Mark the issue as fresh with /remove-lifecycle rotten.

Send feedback to sig-testing, kubernetes/test-infra and/or fejta.
/close

[k8s-ci-robot]

@fejta-bot: Closing this issue.

In response to this:

Rotten issues close after 30d of inactivity.
Reopen the issue with /reopen.
Mark the issue as fresh with /remove-lifecycle rotten.

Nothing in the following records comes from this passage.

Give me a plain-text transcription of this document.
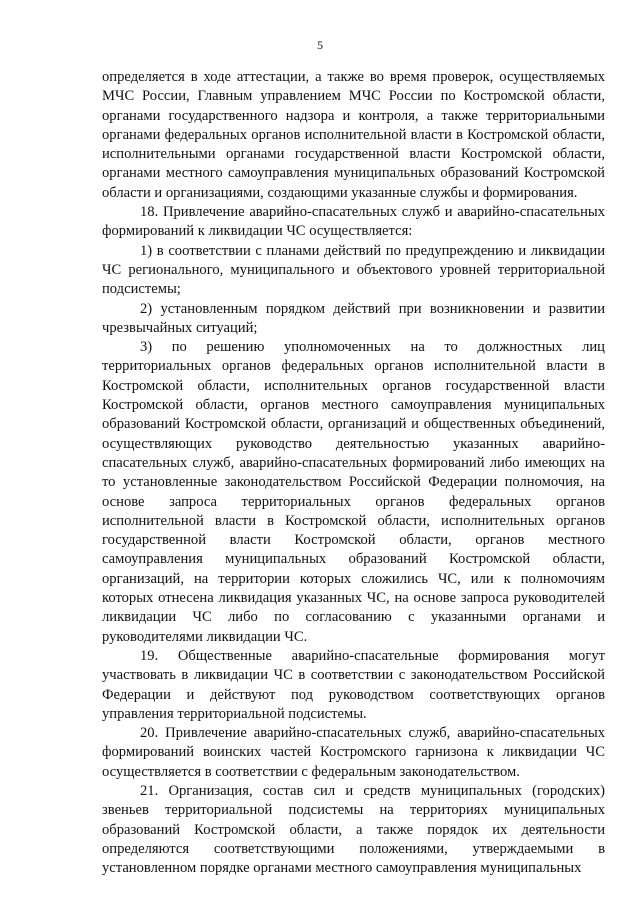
5

определяется в ходе аттестации, а также во время проверок, осуществляемых МЧС России, Главным управлением МЧС России по Костромской области, органами государственного надзора и контроля, а также территориальными органами федеральных органов исполнительной власти в Костромской области, исполнительными органами государственной власти Костромской области, органами местного самоуправления муниципальных образований Костромской области и организациями, создающими указанные службы и формирования.

18. Привлечение аварийно-спасательных служб и аварийно-спасательных формирований к ликвидации ЧС осуществляется:

1) в соответствии с планами действий по предупреждению и ликвидации ЧС регионального, муниципального и объектового уровней территориальной подсистемы;

2) установленным порядком действий при возникновении и развитии чрезвычайных ситуаций;

3) по решению уполномоченных на то должностных лиц территориальных органов федеральных органов исполнительной власти в Костромской области, исполнительных органов государственной власти Костромской области, органов местного самоуправления муниципальных образований Костромской области, организаций и общественных объединений, осуществляющих руководство деятельностью указанных аварийно-спасательных служб, аварийно-спасательных формирований либо имеющих на то установленные законодательством Российской Федерации полномочия, на основе запроса территориальных органов федеральных органов исполнительной власти в Костромской области, исполнительных органов государственной власти Костромской области, органов местного самоуправления муниципальных образований Костромской области, организаций, на территории которых сложились ЧС, или к полномочиям которых отнесена ликвидация указанных ЧС, на основе запроса руководителей ликвидации ЧС либо по согласованию с указанными органами и руководителями ликвидации ЧС.

19. Общественные аварийно-спасательные формирования могут участвовать в ликвидации ЧС в соответствии с законодательством Российской Федерации и действуют под руководством соответствующих органов управления территориальной подсистемы.

20. Привлечение аварийно-спасательных служб, аварийно-спасательных формирований воинских частей Костромского гарнизона к ликвидации ЧС осуществляется в соответствии с федеральным законодательством.

21. Организация, состав сил и средств муниципальных (городских) звеньев территориальной подсистемы на территориях муниципальных образований Костромской области, а также порядок их деятельности определяются соответствующими положениями, утверждаемыми в установленном порядке органами местного самоуправления муниципальных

Send feedback to sig-testing, kubernetes/test-infra and/or fejta.
/close

Instructions for interacting with me using PR comments are available here. If you have questions or suggestions related to my behavior, please file an issue against the kubernetes/test-infra repository.

[shyr]

/reopen

[k8s-ci-robot]

@shyr: You can't reopen an issue/PR unless you authored it or you are a collaborator.

In response to this:

/reopen

Instructions for interacting with me using PR comments are available here. If you have questions or suggestions related to my behavior, please file an issue against the kubernetes/test-infra repository.

[M00nF1sh]

@shyr
Have you tried our podReadinessGate?
With podReadinessGate & proper sleep time in prestop hook, there should be 502/503s.